There will always be a tiny part of me that lives in the closet.

A part of me that knows I no longer need to be in the closet. For 15 formative years, I was programmed not to accept myself, that I was somehow unacceptably different. That’s an indelible scar that can only be honoured for what it is and diminished through the self-forgiveness of having never done anything wrong for being gay.

But thankfully, the strong, proud queer in me often stands up and roars,

“Fuck the closet! Be who you are without compromising how you feel you and who you want to be. And anyone else who dares tell you otherwise can fuck themselves!”

What Does My Queer-Origin Story Have to Do with Self-Mastery?

Frankly my dear, practically everything!

Self-examination and knowing the events, the people, the environments, and the conditions that shaped your past are useful information. This is your personal narrative — and you can do with it what you please. In my case, I was determined to live better in the now than I had been living in my past.

Discovering Personal Development in my early 30s has been a gift that has freed me from many of the conditions and restrictions I placed upon myself to feel safe in the world.

Growing up knowing that you’re different but not having the words, the framework, or the guidance to show me how to be who I wanted to be set me apart from the norm. When you don’t fit in, you have a lot of opportunities to observe. From my perspective, I came to see the world queerly and from the margins.

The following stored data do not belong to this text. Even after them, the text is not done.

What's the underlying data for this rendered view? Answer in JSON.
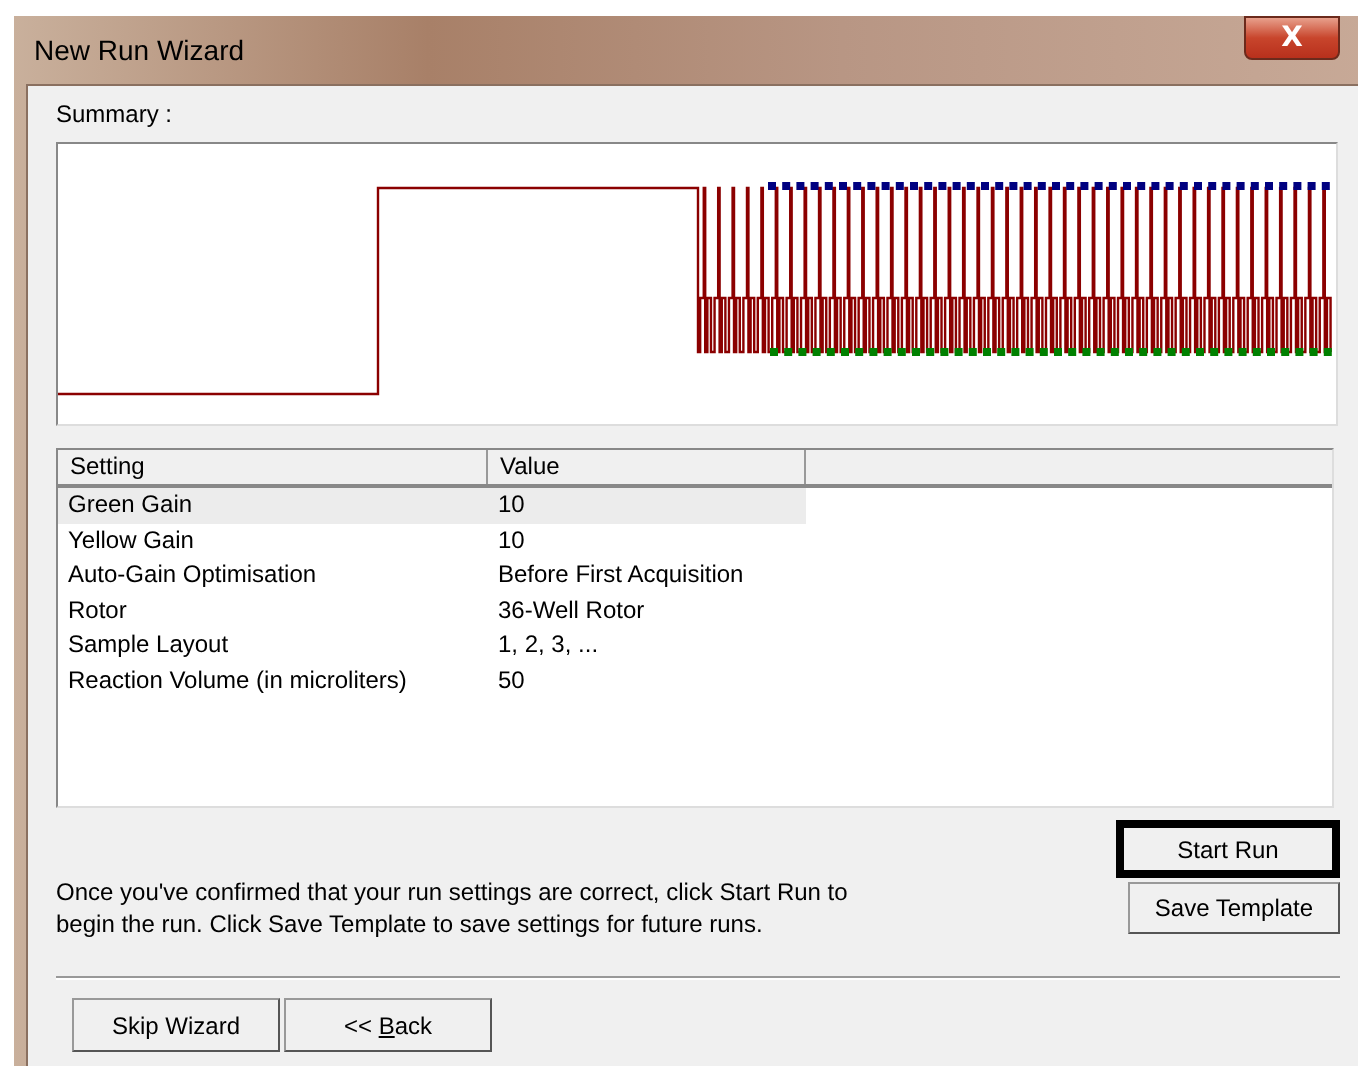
{
  "window": {
    "title": "New Run Wizard",
    "close": "X"
  },
  "summary": {
    "label": "Summary :"
  },
  "table": {
    "columns": [
      "Setting",
      "Value"
    ],
    "rows": [
      {
        "setting": "Green Gain",
        "value": "10",
        "selected": true
      },
      {
        "setting": "Yellow Gain",
        "value": "10",
        "selected": false
      },
      {
        "setting": "Auto-Gain Optimisation",
        "value": "Before First Acquisition",
        "selected": false
      },
      {
        "setting": "Rotor",
        "value": "36-Well Rotor",
        "selected": false
      },
      {
        "setting": "Sample Layout",
        "value": "1, 2, 3, ...",
        "selected": false
      },
      {
        "setting": "Reaction Volume (in microliters)",
        "value": "50",
        "selected": false
      }
    ]
  },
  "message": "Once you've confirmed that your run settings are correct, click Start Run to begin the run. Click Save Template to save settings for future runs.",
  "buttons": [
    {
      "label": "Start Run",
      "default": true
    },
    {
      "label": "Save Template",
      "default": false
    }
  ],
  "footer_buttons": [
    {
      "label_parts": [
        {
          "text": "Skip Wizard",
          "underlined": false
        }
      ]
    },
    {
      "label_parts": [
        {
          "text": "<< ",
          "underlined": false
        },
        {
          "text": "B",
          "underlined": true
        },
        {
          "text": "ack",
          "underlined": false
        }
      ]
    }
  ]
}
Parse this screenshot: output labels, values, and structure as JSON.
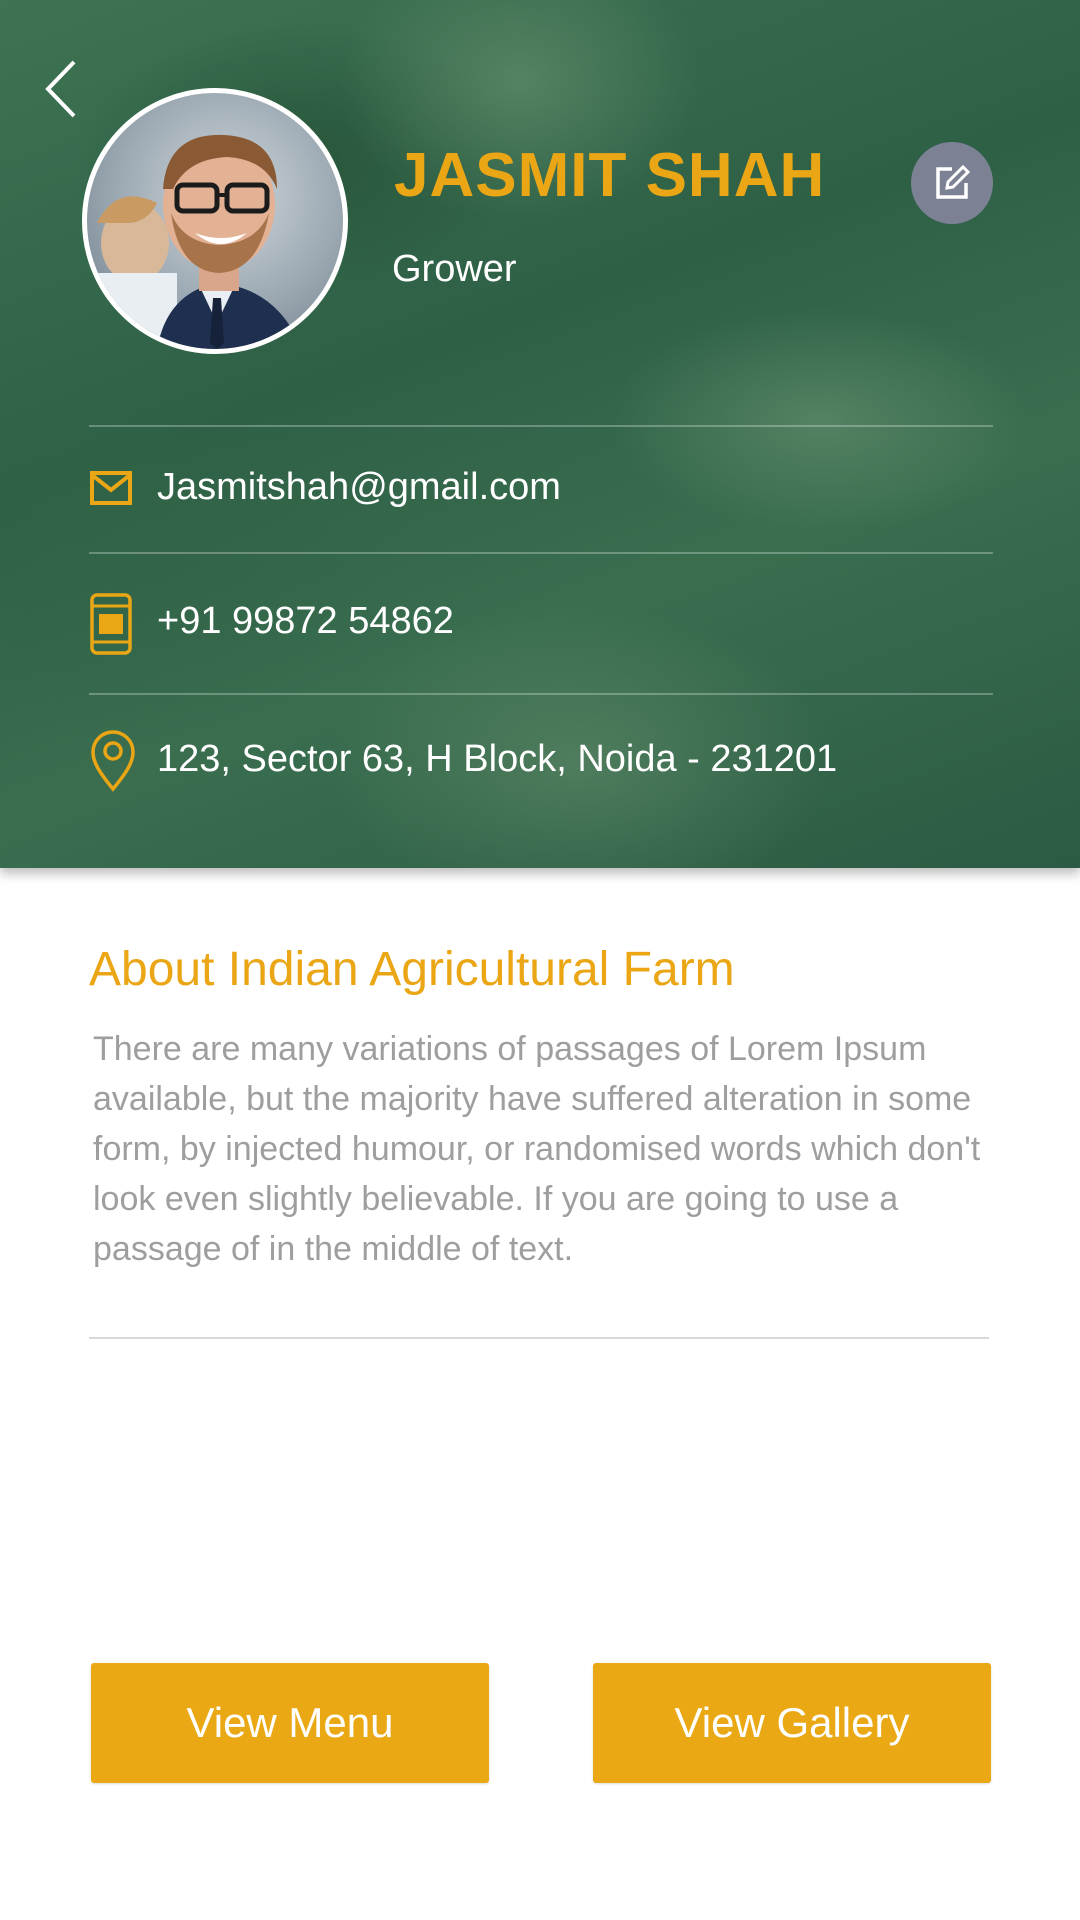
{
  "profile": {
    "name": "JASMIT SHAH",
    "role": "Grower",
    "email": "Jasmitshah@gmail.com",
    "phone": "+91 99872 54862",
    "address": "123, Sector 63, H Block, Noida - 231201"
  },
  "about": {
    "title": "About Indian Agricultural Farm",
    "text": "There are many variations of passages of Lorem Ipsum available, but the majority have suffered alteration in some form, by injected humour, or randomised words which don't look even slightly believable. If you are going to use a passage of in the middle of text."
  },
  "actions": {
    "view_menu": "View Menu",
    "view_gallery": "View Gallery"
  },
  "icons": {
    "back": "chevron-left-icon",
    "edit": "edit-icon",
    "email": "mail-icon",
    "phone": "mobile-phone-icon",
    "address": "location-pin-icon"
  },
  "colors": {
    "accent": "#eaa615",
    "header_green": "#2e6046",
    "edit_button": "#7c8294",
    "body_text": "#9e9e9e"
  }
}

If I couldn’t fit in to the dominant hegemonic narrative of ‘boy meets girl’ I had to develop coping mechanisms to at least accept who I was.

Today, it’s no longer about the need to cope, feel safe, or tying to fit in.

Instead it’s about accepting what was and using all that I know about my past in conjunction with the skills I’ve developed towards self-actualization and self-mastery.

It’s the contentment in the knowledge that I belong in humanity by my very nature.

We are all of this earth and anyone who disputes my human dignity doesn’t understand themselves.